Obtenho silêncio por parte de quem me ouve. Parece digerir o que fui verbalizando. Creio ser a minha oportunidade de a surpreender e de iniciar um questionário sintomatológico que nunca é formalmente realizado ao ritmo de parada e resposta habitual. Engano-me. Antecipando-se refere: “Sabe do que sinto mais falta? De ir à missa, de comprar o cabrito e as batatas, de escolher os ovos de chocolate para os meus netos, e de ir pondo e decorando a mesa…. Sou sempre eu que organizo o almoço de Páscoa.” Sou inicialmente apanhado de surpresa perante a mudança brusca de tema, mas recomponho-me rapidamente. Na realidade nada disto me pode surpreender. Tenho perante mim uma mulher de família, uma mulher de Fé, uma mulher perfeccionista, esteta indefectível, e uma mulher habituada a liderar e agregar uma família. Returco, aproveitando o balanço papal, referindo: “Temos uma família em Sede Vacante”. O olhar e o arquear de sobrancelhas que recebo revela-me que a expressão e o conceito são desconhecidos para a minha interlocutora. Explico-lhe o conceito de Sede Vacante e saliento que o meu uso desta expressão é na realidade um elogio, um reforço da sua importância na dinâmica da sua própria família. Sorri e faz repousar a sua mão desnuda sobre a minha duplamente enluvada.

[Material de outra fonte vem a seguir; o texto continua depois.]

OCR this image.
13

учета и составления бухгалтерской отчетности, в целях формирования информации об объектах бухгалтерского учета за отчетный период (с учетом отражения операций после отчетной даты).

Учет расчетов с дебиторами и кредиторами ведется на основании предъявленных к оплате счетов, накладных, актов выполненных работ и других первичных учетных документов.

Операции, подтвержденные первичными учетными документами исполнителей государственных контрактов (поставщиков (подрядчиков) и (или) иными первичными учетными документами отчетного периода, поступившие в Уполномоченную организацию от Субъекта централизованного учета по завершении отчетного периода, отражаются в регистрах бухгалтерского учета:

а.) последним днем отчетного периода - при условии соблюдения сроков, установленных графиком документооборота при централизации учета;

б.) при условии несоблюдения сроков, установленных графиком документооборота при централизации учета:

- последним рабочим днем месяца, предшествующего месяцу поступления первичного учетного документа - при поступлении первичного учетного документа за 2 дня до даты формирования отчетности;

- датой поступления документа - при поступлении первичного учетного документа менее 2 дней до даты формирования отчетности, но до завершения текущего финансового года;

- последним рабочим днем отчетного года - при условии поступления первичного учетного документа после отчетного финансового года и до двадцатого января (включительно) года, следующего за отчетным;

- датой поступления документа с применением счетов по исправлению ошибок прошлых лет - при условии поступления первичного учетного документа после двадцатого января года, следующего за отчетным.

E sabe que mais, minha senhora? O que aqui posso oferecer é tempo. É sempre isso que me pedem os meus outros doentes, os da Oncologia. Tento oferecer-lhes o deles, mas têm sempre o meu como garantido. Deixe-me sentar aqui na cama, ligamos a televisão e colocamos o humidificador aqui próximo. Primeiro assistimos à missa, e depois a senhora põe a mesa e dispõe pratos e talheres bem ao seu jeito de estratega de xadrez, medindo espaços, ensaiando movimentos, e decompondo trajectórias. Pode até ser possível que consigamos confecionar o cabrito e as batatas a meias e que cheguem ovos de chocolate. Entretanto conto-lhe histórias de Itália, descrevo-lhe o acervo da Galleria Degli Uffizi, e levo-a a passear de gôndola pelos canais de Veneza. Quando sairmos daqui prometo que a levo ao novo espaço da Brotéria (há uma biblioteca, uma galeria de arte, uma livraria e um restaurante) no Bairro Alto. Bebemos um café no pátio e ouvimos debater Cristianismo e Cultura. E prometo que lhe mostro o que é um Jesuíta.